Growing Against the Grain
BY: T. Franklin Murphy | July 2017
Becoming More Than the Individual Parts
Our biology and experiences form who we are, setting us on a path. Sometimes, however, we determine to be more. We achieve greater than the individual parts dictate.
Personal growth is a process, requiring small incremental changes. Changing behaviors for a few weeks, achieving a short-term goal, is relatively easy; the challenge is implementing actions that change our lives, redirecting our life trajectory, achieving more and finding joy.
#selfimprovement #growth #wellness #psychology #flourishinglife
Change is constant, forever present, surprising, interrupting plans, and stimulating experience. Our bodies naturally absorb experience and adjust. We store memories useful for later interpretations of new and complex encounters. Although we adjust automatically, those adaptions to environment often are contaminated. We gather tidbits of information, filling in unknowns with guesses—strongly influenced by bias. Directed change doesn’t blindly bend to the world but consciously watches, examining experience, taking note of emotions, and learning from behaviors. This is a conscious and exhausting task.
For healthy growth, we must embrace the uncertainty, and critically examine our responses. There’s no final paradise. Life doesn’t magically transform into a joyous adventure with a single tweaking of thought. Paradisaical thinking is hopeful, which has benefits, providing an escape from the mundaneness of everyday life. But niceness becomes nasty when the accumulating neglects burst through our door, and demand settlement. We defrayed the costs of reality long enough, now the bills must be paid. If an unbothered life, full of overwhelming joy is what you seek, the world of competition, work, and consequences will disappoint; paradise continuously remain just beyond your reach.
We want the security, knowing everything will be okay, hoping just beyond the next horizon, we can find rest. Logically, most of us grasp that problems will continue as part of existence; but quietly hope that after the current emergency life will settle and we can catch our breath—we hope the next career, the next partner, the next stage in life, will finally bring rest. We habitually entertain thoughts of a better future where the pains of the present will cease. Perhaps in measured portions, this is helpful, keeping us from slouching into depression—more of the present might be too much. A better approach, rather than suffering through the moment, would be to enjoy the moment with all its momentary dissatisfactions. Of course, we can’t enjoy every minute of every day, mixed in with the mundane is some pretty yucky stuff.

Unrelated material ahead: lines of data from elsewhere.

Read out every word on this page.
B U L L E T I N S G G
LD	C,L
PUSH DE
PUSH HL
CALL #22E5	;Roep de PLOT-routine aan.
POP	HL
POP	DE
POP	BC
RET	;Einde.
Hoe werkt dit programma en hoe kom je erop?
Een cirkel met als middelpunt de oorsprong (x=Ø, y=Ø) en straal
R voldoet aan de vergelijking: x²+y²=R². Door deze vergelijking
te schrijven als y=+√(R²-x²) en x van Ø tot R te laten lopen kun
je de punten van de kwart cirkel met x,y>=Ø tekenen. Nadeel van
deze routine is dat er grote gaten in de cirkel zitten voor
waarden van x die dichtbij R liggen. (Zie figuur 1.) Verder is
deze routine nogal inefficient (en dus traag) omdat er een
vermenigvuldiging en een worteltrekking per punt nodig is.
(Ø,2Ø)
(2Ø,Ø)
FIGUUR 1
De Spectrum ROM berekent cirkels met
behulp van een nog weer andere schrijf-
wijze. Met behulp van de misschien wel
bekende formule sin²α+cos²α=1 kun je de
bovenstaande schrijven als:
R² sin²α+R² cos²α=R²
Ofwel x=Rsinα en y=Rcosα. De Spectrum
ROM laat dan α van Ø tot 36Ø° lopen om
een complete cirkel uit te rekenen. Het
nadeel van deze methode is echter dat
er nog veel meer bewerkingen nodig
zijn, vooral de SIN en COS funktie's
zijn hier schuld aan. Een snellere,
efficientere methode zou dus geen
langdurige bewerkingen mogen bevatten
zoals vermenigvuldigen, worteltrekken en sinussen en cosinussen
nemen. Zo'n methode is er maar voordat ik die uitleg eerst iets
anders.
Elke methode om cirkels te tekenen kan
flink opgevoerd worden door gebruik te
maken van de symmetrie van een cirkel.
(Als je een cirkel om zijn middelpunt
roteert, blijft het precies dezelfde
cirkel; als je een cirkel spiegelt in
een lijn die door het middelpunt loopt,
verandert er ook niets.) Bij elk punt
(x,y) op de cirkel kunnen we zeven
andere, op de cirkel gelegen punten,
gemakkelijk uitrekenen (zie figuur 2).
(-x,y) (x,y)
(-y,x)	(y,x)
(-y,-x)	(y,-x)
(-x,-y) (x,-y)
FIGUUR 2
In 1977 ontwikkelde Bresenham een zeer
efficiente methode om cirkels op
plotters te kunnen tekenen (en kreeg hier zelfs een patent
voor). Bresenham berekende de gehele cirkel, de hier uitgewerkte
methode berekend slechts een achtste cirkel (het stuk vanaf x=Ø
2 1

Life without pain would be wonderful—perfect relationships, multi-million-dollar incomes, and clean respectful children. These fanciful wishes muddy the current realities of living; we contemplate the best but ignore the demanding work required. Unbalanced hopes destroy present moment experience. Real life can’t compete with outlandish dreams. Ridiculous dreams of wealth without risk, intimacy without compromise, and money without years of determination and sacrifice, impede present happiness; if left unchecked, disappointment will dominate attention. The dreams interfere dancing in fantasy while our present continues to languish in reality. The hoped-for-trouble-free-paradise will always be around one more corner.
"A better approach, rather than suffering through the moment, would be to enjoy the moment with all its momentary dissatisfactions."
Engaging in the courageous journey of change requires acknowledging the shortcomings of experience. We can’t hate what is; for what is will always be. Reality when compared with a sanitized future, will create dissatisfaction. There is always another wall to climb. Dissatisfaction is not a great motivator; eventually leading to depression. Life appears as one great disappointment. Appreciating joys in the present encourages the natural inclination to grow, freeing us of anxiety, opening creativity, and improving relationships. Children are beautiful examples of this natural inclination. They grow through natural curiosity. Until adults tell them to knock it off. “You will hurt yourself.”
As the years accumulate, a child’s curiosity is constrained with fear. Outside forces threaten the adventurer, looting their desire, and demanding conformation—be like everyone else. Inner remnants from childhood ring in our ears, "You must be perfect," "You cannot fail," "You should do this," "You shouldn't do that." Instead of the joy of becoming, the immerging adult acts to please others. We sacrifice personal integrity, so we can be what we believe others want us to be.
From the stable ground, natural growth begins. Growth becomes a habit, continually integrating newness into our moments. Each little step, exposing the self to challenges, feeling the vulnerability of the unpredictableness of reality, we gather wisdom, skill, and knowledge. At the time, we may not know the usefulness of the new collection of experience. But the future rewards those who venture beyond the comfort zone. Their prize yet to be revealed. Our growth continues unfettered from the unrealistic expectations of paradise. We move in new directions finding nourishment from fertile soil outside the fenced pasture, fear of rejected exists but we stay true to ourselves. Curiosity becomes the new engine, pushing us beyond the sameness of the past and into new realms of existence, bountifully rich in opportunity.